Multi-level Feature Fusion Capsule Network with Self-Attention for Facial Expression Recognition
Zhiji Huang,Songsen Yu,Jun Liang
DOI: https://doi.org/10.1117/1.jei.32.2.023038
IF: 0.829
2023-01-01
Journal of Electronic Imaging
Abstract:Different from generic image classification, fine-grained classification, such as facial expression classification, in which multiple expressions share inherently similar underlying facial appearances, may show a small difference between facial expression classes. Unlike lab-controlled data, facial expressions from natural scenes have rich forms of the same expression due to the diversity of subjects and the complexity of real-world conditions, and as a result, facial expressions may have large differences among samples within the same class.
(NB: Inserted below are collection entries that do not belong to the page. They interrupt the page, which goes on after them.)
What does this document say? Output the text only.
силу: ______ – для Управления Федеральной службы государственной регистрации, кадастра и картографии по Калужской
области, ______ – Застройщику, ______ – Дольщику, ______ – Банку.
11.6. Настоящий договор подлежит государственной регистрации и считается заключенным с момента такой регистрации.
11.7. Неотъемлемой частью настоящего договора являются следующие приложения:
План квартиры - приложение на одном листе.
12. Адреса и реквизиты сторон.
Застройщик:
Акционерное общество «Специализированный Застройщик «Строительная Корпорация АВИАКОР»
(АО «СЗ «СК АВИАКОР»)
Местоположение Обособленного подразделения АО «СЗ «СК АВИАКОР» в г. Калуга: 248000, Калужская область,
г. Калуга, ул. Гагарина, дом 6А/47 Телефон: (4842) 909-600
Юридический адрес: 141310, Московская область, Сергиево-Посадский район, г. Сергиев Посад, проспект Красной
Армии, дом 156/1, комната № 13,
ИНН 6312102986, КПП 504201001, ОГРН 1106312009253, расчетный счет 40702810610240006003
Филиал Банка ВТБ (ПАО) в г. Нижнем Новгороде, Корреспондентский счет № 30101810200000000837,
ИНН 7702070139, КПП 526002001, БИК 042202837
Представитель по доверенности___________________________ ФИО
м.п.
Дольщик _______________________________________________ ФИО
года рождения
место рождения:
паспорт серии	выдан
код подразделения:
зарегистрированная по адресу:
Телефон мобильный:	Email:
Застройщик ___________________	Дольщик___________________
Moreover, there is little difference between facial expressions, and facial expressions are displayed simultaneously through various facial regions, which require us to encode the feature of multiple key regions, forming high-order interactive information. To address the aforementioned problems, we design an enhanced capsule network based on multi-level feature fusion attention mechanism, which is comprised of four critical components: multi-level feature extraction module (MFEM), multi-level attention module (MAM), multi-level capsule attention fusion module (MCAFM), and reconstruction module (RM). The MFEM collects the low-level, middle-level, and high-level features from the input image, therefore lowering the high-level convolution layer's susceptibility to blurred image and the problem of pose variation. The MAM directs the network's attention to the most significant features in different levels of image features and can assist the network in ignoring blurred, occluded, and irrelevant features and incorporating them into our self-attention center loss function to compress the element distribution in the same class. The MCAFM preserves the attributes of each face region (such as location, size, and direction) by transferring the features into capsules in preparation for the eventual creation of the dynamic routing mechanism, which can resolve the problem of image rotation on FER in the wild. Simultaneously, the capsule features of distinct areas are combined to provide higher-order overall feature information, enhancing the model's capacity to discriminate between different kinds of expressions. The RM reconstructs the image and calculates the difference between the reconstructed image and the original input image. Our model outperforms a large number of current methods on two public datasets, RAF-DB and SFEW.